The Harry Potter book I wanted was available virtually everywhere, and most bots found prices that fell within a couple of dollars of each other. BookFinder, MySimon, and PriceScan had the most hits (17, 13, and 12 respectively). If you want to pinch pennies, check all the bots' offerings. Every price quoted, even with shipping and handling costs included, was a couple of bucks lower than the independent bookstore price from the brick-and-mortar world. As for Amazon.com, the bots found the discount cybergiant all right, but never with the lowest price. Thanks to MySimon, I paid two bucks less for my hardback copy of Harry Potter and the Chamber of Secrets than I would have at Amazon.com.

As for The Catcher in the Rye, only BookFinder found an early edition--the others found mass-market paperbacks and related publications. Like any other book bot, BookFinder lets you search by title and/or author and to specify hardback or paperback, but it also allows you to check boxes for first edition or signed copy, and used or new; set price limits; select how many results you want per page; and enter extra keywords.
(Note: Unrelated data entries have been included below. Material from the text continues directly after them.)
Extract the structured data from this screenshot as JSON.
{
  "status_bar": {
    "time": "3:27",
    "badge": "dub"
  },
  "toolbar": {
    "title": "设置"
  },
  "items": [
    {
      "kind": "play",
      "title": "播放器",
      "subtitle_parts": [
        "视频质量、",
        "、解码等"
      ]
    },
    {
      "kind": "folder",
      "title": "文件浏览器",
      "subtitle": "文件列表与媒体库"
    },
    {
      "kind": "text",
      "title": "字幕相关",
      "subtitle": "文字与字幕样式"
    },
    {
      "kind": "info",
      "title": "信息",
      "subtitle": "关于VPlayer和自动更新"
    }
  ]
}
If you're picky about the condition of the book, you can use this last feature to limit your search to copies listed as being in fine or very fine condition.

The Right Bot for the Job

BookFinder has three main downsides: It organizes results into seven subdivisions reflecting the seven search engines it uses to look for matches; it cuts off results from any of these as soon as the matches in that subdivision reach 25; and it offers no way to re-sort results (by price, for example), so you have to scroll through all the results to find the best deal.

After browsing BookFinder's matches and losing a lengthy debate with my better judgment, I passed up the $6800 first-edition hardback and instead bought an early edition for $50 plus $5 shipping. For me, the online experience beat the used bookstores in the real world, too: I called half a dozen local shops and none of them had an early edition of Catcher in stock.

If you're looking for a widely available book, you should shop around using the general-purpose bots as well as the book-specific sites. But if you're on a quest for a rare class of book, skip the general bots and go straight to BookFinder. As is the case with most bots and in most product categories, finding shipping costs is up to you.